For us, talking about burning money is, like throwing it away, merely a figurative expression. But when we visited Taiwan last November, we saw a very literal instance of someone doing this.

Missionary Matt Hanna had taken us to visit the coastal section of the major southern city, Kaohsiung. On the drive back to the church, burn barrels lined the street in front of almost every small shop. Men and women were picking up bales of yellow paper and throwing it, by the handful, into the flames. Matt explained that the people buy this “spirit money” at the temples. Burning the money sends it to the spirits of the dead. While folk theology indicates this is to give the spirits a better life, some of our reading describes the Taiwanese people as very pragmatic; sending the spirits money and other gifts is the way to keep them from bothering you or causing trouble.

Some of the Taiwanese may be very serious and devout in buying and burning the spirit money. But they need to be told that they can do nothing to help their dead ancestors. And on the flip side, their ancestors aren’t looking for gifts and money to make a better after-life. Those who have died in the Lord can want for nothing, of course. The offerings mean nothing. The offerings also do nothing to ease the suffering of those who died without the Lord. Jesus told of an unbeliever who died and was in torment. No gifts could reach him.

This story also tells us that the dead are not interested in bothering the living, causing trouble for them.

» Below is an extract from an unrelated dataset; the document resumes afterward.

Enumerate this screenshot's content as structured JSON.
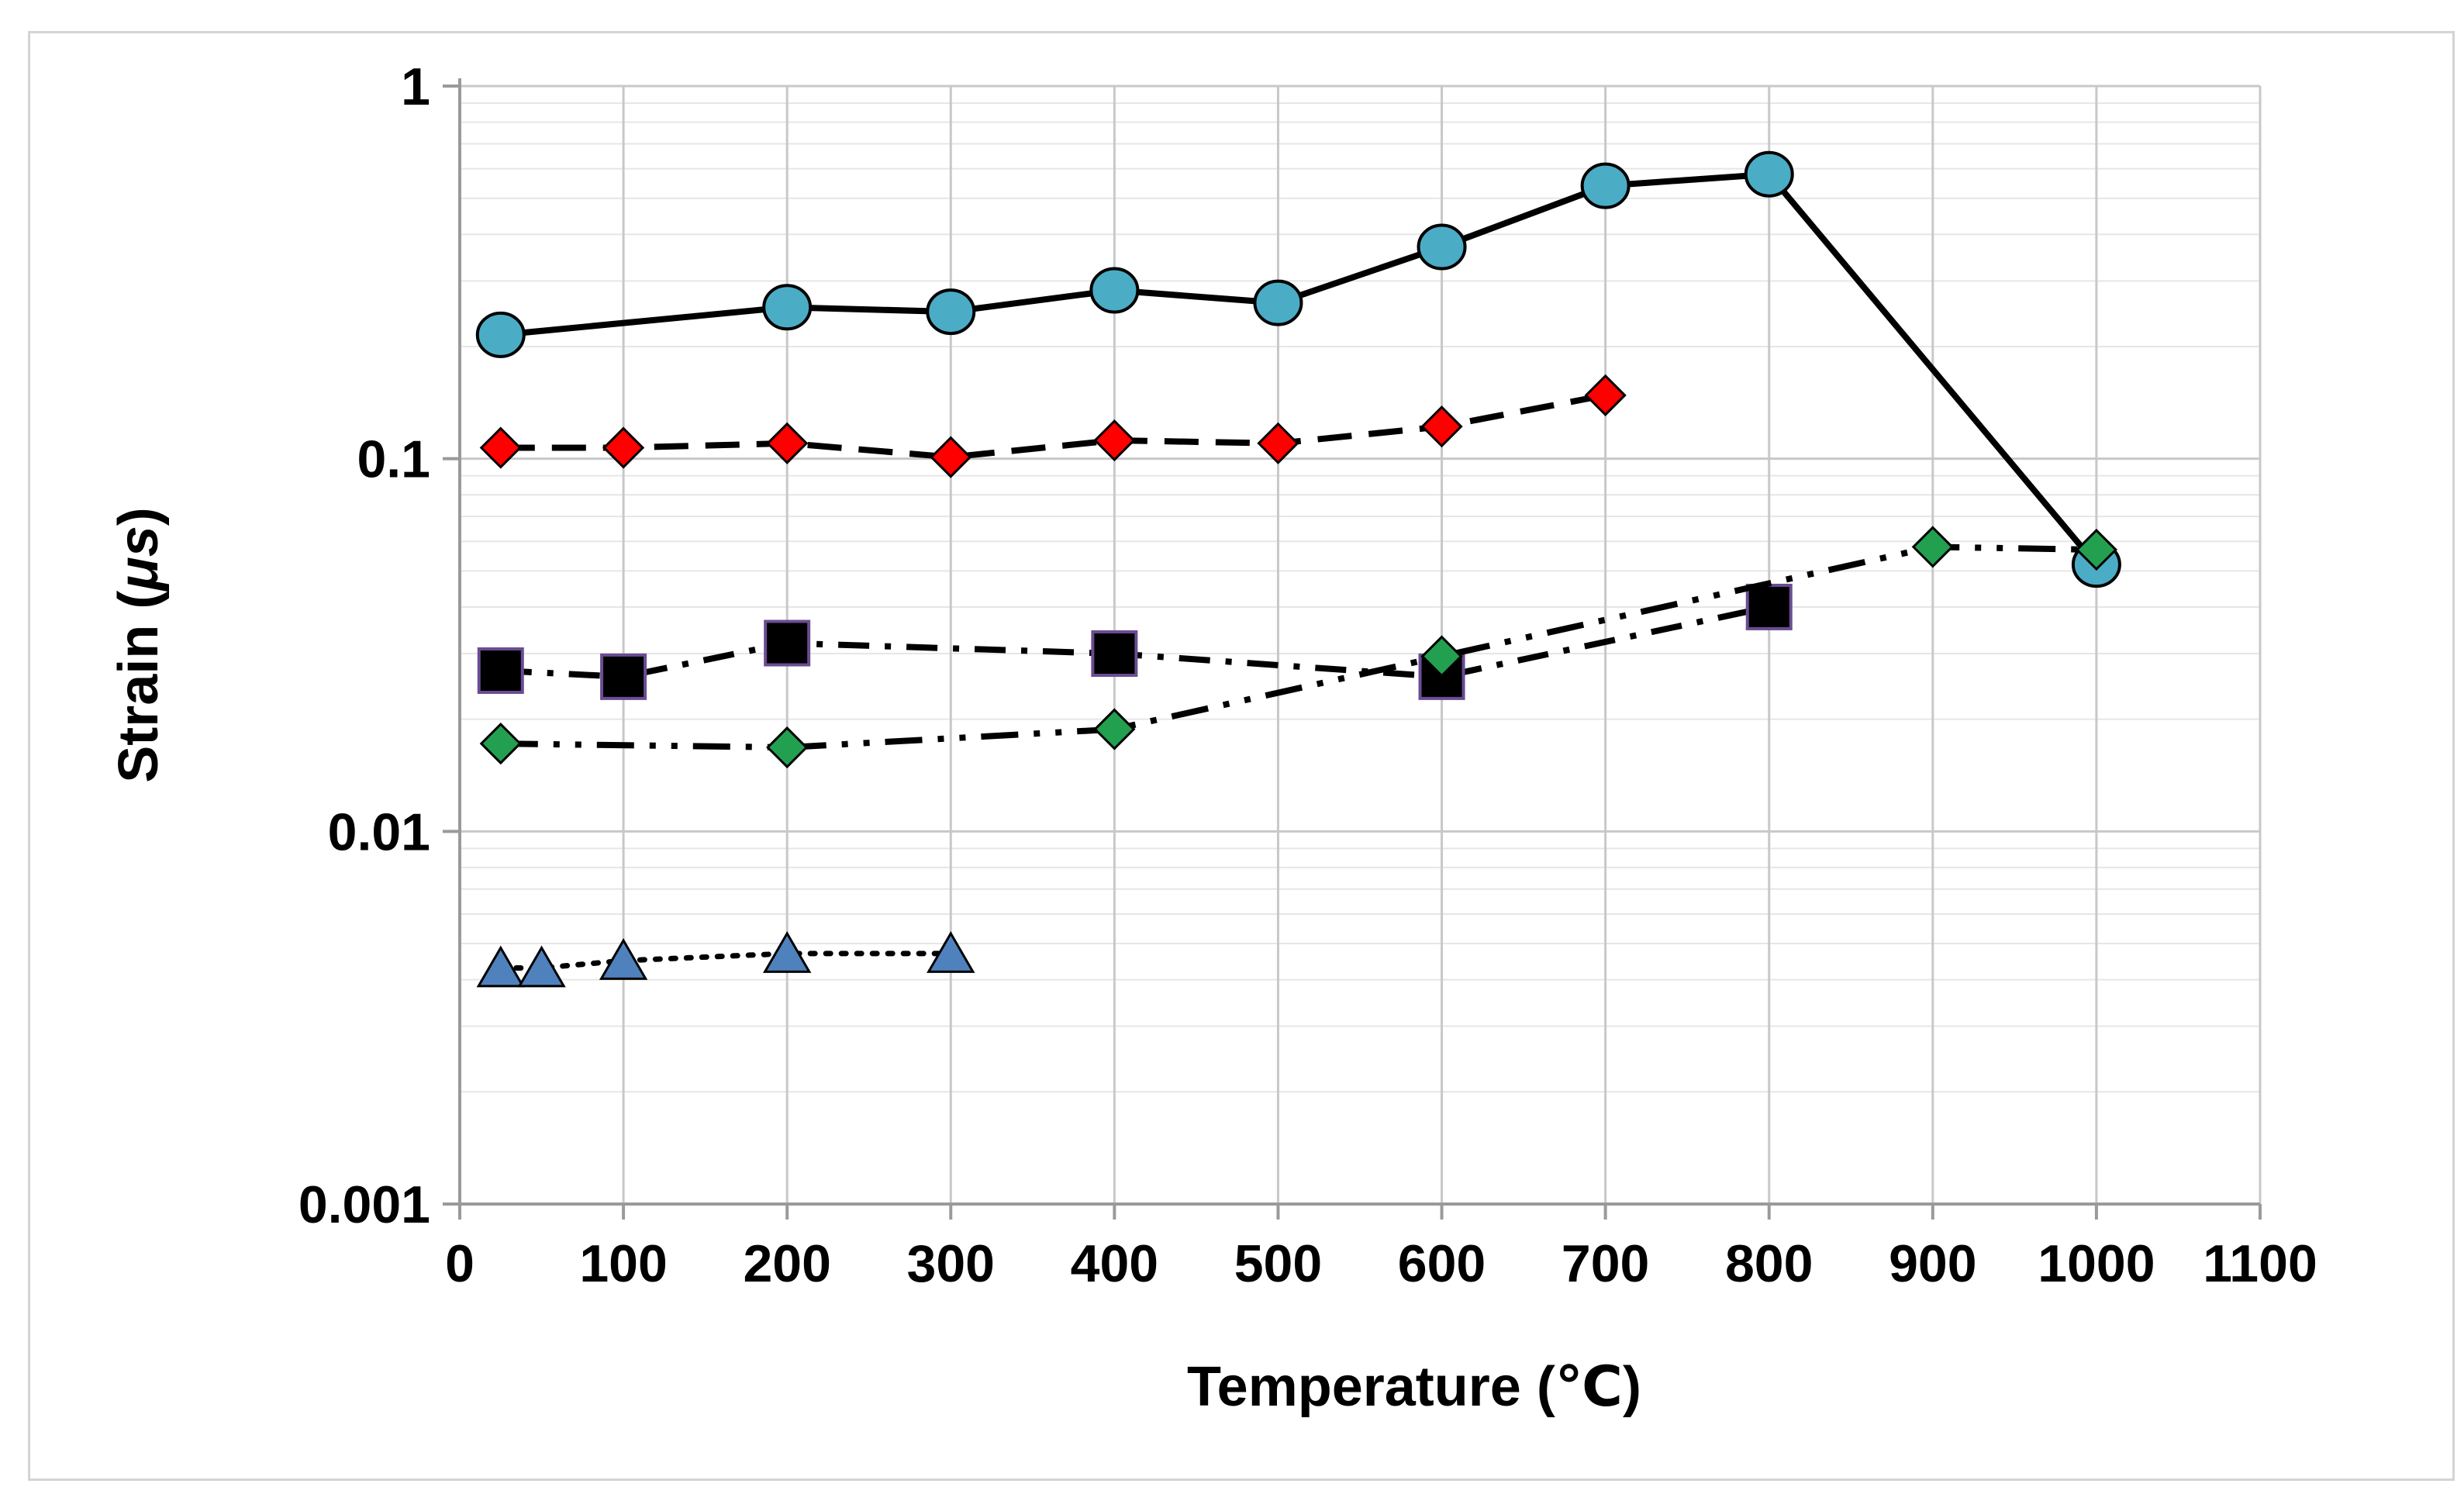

If the dead could communicate with the Taiwanese worshippers, they would want to warn them of the penalty for dying in sin, apart from Christ. The rich man asked if Abraham could send someone to tell his brothers how to avoid the torments of hell.

Who will bring God’s Word to the Taiwanese people? Who will tell them? We are excited that God has chosen us to go as missionaries to Taiwan. We look forward to bringing the only message of true life after death.